PARTE III – A GESTÃO DA CASA DA ÓPERA

III.3. A satisfação do público e as estratégias do teatro comercial

III.3.2. As vedetas da Casa da Ópera do Bairro Alto

Os espectáculos do teatro público do Bairro Alto incluíam uma componente musical imprescindível ao sucesso da bilheteira. Assegurar a presença de mão-de-obra artística especializada, comediantes com capacidades para cantar e dançar, era indispensável ao financiamento da máquina teatral e reflectia-se nas contratações, que premiavam as «habilidades» através dos salários e de privilégios193. Não podemos afirmar que as diferenças salariais dos actores e actrizes recompensassem o talento, mas podemos declarar que premiavam os bailarinos e as vozes líricas. Na companhia do Teatro do Bairro Alto, as intérpretes femininas foram as vedetas, as estrelas que mais brilharam no palco e que o público pagava para ver e ouvir. O assentamento dos salários dos cómicos nas Contas do Teatro do Bairro Alto respeitante às temporadas de 1767- 1768 e 1769-1770 possibilita uma análise dos valores salários mensais, aqui apresentados por ordem decrescente.
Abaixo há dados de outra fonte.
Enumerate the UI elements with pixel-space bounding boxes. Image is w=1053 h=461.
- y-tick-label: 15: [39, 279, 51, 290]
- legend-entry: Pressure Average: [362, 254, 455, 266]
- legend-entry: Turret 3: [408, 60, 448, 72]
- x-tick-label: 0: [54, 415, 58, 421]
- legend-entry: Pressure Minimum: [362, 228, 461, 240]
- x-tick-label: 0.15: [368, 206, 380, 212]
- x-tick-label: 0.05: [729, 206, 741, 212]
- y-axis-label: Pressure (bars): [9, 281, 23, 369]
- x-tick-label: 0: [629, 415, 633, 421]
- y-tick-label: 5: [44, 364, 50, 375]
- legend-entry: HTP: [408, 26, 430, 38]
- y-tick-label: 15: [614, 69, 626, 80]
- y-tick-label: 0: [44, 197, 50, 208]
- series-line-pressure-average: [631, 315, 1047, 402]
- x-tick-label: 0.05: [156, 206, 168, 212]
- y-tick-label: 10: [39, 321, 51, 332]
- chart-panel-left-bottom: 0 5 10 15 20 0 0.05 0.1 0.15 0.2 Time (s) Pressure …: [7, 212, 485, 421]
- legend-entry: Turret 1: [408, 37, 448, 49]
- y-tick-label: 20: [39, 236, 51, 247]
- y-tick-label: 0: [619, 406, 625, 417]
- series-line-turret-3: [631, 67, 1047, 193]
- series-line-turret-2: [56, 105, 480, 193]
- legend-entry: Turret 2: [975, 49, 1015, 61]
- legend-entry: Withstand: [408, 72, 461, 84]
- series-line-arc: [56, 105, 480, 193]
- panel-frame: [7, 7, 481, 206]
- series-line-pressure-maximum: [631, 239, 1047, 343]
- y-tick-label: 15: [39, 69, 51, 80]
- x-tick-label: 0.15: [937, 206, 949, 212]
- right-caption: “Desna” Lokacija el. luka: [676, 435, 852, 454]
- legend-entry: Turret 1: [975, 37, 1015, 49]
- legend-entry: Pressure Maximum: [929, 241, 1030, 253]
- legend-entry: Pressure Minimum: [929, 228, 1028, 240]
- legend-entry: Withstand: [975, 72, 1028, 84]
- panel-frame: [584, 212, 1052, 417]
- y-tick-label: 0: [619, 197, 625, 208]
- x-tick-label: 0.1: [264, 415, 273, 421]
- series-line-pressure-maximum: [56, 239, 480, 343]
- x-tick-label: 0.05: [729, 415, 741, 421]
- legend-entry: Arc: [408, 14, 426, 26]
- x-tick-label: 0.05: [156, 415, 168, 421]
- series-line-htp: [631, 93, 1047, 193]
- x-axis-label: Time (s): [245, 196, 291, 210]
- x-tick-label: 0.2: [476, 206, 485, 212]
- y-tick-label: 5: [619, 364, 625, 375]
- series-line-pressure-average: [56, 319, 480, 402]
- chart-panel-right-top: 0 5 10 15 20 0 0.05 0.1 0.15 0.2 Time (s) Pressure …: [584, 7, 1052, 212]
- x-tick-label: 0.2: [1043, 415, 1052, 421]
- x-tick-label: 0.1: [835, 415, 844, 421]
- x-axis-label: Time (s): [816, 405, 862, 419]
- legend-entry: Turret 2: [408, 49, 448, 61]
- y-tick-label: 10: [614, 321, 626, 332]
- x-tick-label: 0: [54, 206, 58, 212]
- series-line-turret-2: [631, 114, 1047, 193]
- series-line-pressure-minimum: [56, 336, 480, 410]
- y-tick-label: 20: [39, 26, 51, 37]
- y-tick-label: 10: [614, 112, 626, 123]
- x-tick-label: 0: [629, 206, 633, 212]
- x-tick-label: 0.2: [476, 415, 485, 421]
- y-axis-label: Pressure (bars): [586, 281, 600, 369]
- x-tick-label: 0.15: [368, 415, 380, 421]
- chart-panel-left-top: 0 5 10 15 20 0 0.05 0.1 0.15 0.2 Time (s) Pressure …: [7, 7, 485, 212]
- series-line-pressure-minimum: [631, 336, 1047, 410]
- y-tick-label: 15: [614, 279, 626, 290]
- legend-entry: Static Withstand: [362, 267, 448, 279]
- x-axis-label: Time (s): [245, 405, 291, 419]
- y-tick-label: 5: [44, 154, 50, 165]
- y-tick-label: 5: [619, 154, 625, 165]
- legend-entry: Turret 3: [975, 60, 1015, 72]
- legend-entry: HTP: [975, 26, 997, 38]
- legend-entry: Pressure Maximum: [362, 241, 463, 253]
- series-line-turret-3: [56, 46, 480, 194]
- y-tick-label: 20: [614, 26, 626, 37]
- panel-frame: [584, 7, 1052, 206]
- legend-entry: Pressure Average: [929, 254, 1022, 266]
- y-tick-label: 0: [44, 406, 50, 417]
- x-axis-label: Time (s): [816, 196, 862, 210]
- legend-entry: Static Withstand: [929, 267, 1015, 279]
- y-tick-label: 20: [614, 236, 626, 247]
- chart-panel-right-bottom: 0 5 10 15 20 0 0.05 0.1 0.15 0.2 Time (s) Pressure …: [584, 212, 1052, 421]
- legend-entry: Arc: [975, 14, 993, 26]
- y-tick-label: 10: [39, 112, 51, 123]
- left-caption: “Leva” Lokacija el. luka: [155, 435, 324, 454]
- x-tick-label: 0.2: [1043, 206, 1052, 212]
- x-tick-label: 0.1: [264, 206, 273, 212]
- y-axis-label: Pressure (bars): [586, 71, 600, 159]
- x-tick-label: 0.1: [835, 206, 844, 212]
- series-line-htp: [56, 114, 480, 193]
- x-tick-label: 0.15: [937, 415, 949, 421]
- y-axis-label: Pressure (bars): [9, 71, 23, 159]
O alargamento do período de remuneração dos membros da companhia em 1769, ano em que os cómicos passaram a auferir de onze meses de salário, em vez dos habituais dez meses, foi justificado nas Contas como uma imposição do Presidente do Senado da Câmara (CTBA, f. 135)194. Os empresários, que tiveram de acatar a ordem, pagaram aos cómicos durante onze meses, mas baixaram os salários.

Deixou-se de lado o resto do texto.